Mientras observaba su figura estática en la cama, me llegó a la memoria un recuerdo de cuando apenas yo levantaba un palmo del suelo. Fue en aquella cama junto a mi madre. Mi padre se arrodilló junto a mi y me dijo: «Ella no querría verte llorando, le encantaría verte feliz, como siempre has sido. Recuerda que siempre decía que movieses la cabeza para que, los tímidos rayos de luz que entraban por la ventana, hiciesen brillar con fuerza tus enormes ojos. Cuando sonríes eres capaz de iluminar esta sombría habitación». Aquel día había fallecido mi abuela materna. Me quería tanto que se fue con una sonrisa porque me despedí de ella cuando ya apenas tenía fuerzas para apretarme la mano o darme un beso.

Salí de la habitación con lágrimas rozándome las mejillas y le dije a mi hermano lo del anillo. Dijo que sin problema. !A él le hubiese gustado¡, me contestó. Volvieron a entrar las tres vecinas a seguir rezando el rosario. Ni se me pasó por la cabeza decirles que mi padre no era creyente, pero bueno. A ellas les hacía ilusión y les reconfortaba.
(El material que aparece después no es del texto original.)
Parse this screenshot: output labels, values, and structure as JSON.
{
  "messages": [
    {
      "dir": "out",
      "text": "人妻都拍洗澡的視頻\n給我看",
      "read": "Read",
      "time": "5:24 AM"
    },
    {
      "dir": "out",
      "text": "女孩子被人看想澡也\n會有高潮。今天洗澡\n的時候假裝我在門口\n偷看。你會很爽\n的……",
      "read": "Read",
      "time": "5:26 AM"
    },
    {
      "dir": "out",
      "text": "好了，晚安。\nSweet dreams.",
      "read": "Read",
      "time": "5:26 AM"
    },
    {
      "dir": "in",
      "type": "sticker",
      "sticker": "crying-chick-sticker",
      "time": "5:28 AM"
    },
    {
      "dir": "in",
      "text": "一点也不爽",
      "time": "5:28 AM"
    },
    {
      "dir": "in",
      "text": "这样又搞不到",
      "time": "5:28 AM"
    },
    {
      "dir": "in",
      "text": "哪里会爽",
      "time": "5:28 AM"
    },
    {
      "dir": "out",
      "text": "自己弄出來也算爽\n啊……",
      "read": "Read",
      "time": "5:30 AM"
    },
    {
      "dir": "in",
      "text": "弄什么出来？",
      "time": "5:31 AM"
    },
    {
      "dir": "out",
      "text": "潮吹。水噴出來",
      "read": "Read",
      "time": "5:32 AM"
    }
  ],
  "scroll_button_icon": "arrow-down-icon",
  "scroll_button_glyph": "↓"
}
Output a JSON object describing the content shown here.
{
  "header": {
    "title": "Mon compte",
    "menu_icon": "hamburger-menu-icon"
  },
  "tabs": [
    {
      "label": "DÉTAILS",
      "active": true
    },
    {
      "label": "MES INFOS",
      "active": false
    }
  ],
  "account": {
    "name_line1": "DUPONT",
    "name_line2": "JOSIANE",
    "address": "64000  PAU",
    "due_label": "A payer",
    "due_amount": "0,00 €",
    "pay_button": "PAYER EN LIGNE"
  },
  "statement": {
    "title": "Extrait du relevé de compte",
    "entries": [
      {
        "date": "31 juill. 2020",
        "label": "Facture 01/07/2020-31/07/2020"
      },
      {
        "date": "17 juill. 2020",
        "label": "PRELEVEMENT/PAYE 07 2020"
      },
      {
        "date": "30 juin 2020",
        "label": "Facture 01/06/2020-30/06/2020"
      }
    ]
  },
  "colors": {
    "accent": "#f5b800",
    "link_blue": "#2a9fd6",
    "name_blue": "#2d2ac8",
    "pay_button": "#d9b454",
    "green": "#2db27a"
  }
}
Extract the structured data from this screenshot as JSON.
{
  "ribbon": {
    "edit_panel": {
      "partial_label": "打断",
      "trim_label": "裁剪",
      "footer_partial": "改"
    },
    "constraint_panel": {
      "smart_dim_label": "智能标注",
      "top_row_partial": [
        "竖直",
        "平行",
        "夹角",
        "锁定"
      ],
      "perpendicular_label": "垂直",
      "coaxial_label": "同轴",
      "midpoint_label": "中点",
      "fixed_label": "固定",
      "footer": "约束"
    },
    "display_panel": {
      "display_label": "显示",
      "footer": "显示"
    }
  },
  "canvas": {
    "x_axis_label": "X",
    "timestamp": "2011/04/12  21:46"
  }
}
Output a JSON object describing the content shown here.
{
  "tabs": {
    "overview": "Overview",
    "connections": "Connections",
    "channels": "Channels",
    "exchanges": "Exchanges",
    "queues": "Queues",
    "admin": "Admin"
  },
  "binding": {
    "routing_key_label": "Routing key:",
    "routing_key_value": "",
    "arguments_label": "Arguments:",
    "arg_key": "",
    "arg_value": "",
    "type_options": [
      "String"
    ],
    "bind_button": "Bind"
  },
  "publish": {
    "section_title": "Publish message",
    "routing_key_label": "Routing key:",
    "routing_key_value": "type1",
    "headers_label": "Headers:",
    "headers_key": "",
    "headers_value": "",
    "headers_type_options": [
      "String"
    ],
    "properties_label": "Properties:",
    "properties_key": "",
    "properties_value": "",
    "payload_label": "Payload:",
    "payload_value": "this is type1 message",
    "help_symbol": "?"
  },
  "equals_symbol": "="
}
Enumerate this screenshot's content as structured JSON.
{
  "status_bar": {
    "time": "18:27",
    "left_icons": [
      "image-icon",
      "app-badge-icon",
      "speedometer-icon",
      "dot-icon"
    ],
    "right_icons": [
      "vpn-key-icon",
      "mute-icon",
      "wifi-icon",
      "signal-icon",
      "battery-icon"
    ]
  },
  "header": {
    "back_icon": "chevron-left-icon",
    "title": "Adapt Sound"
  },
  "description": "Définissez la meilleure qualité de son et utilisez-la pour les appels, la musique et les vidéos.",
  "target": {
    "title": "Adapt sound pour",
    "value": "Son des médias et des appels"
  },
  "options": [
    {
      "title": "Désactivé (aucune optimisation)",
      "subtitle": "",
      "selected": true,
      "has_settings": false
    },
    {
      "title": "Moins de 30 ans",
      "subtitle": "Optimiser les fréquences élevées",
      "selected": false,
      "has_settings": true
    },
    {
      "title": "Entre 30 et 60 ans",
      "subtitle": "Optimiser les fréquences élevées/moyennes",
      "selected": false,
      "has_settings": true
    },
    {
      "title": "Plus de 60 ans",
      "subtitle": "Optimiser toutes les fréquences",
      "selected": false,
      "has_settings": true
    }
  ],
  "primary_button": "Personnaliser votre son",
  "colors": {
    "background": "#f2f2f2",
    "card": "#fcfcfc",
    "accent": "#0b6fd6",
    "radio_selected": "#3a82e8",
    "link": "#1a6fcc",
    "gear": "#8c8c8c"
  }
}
Al poco tiempo llegó el párroco del pueblo, don Pedro. Se alegraba mucho de verme y a la vez abatía la cabeza por la tristeza del momento. Me soltó eso de dejarme ver más por misa. Lo siento, don Pedro. Yo era como mi padre… «Todos somos hijos de nuestro Señor y así nos acojerá en sus brazos», me respondió. Al poco tiempo, llegó la funeraria y se organizó un vaivén de gente, que tuve que escapar y pasear por las afueras del pueblo, donde de niña, jugaba sin miedo a nada e inventaba las peores de mis travesuras.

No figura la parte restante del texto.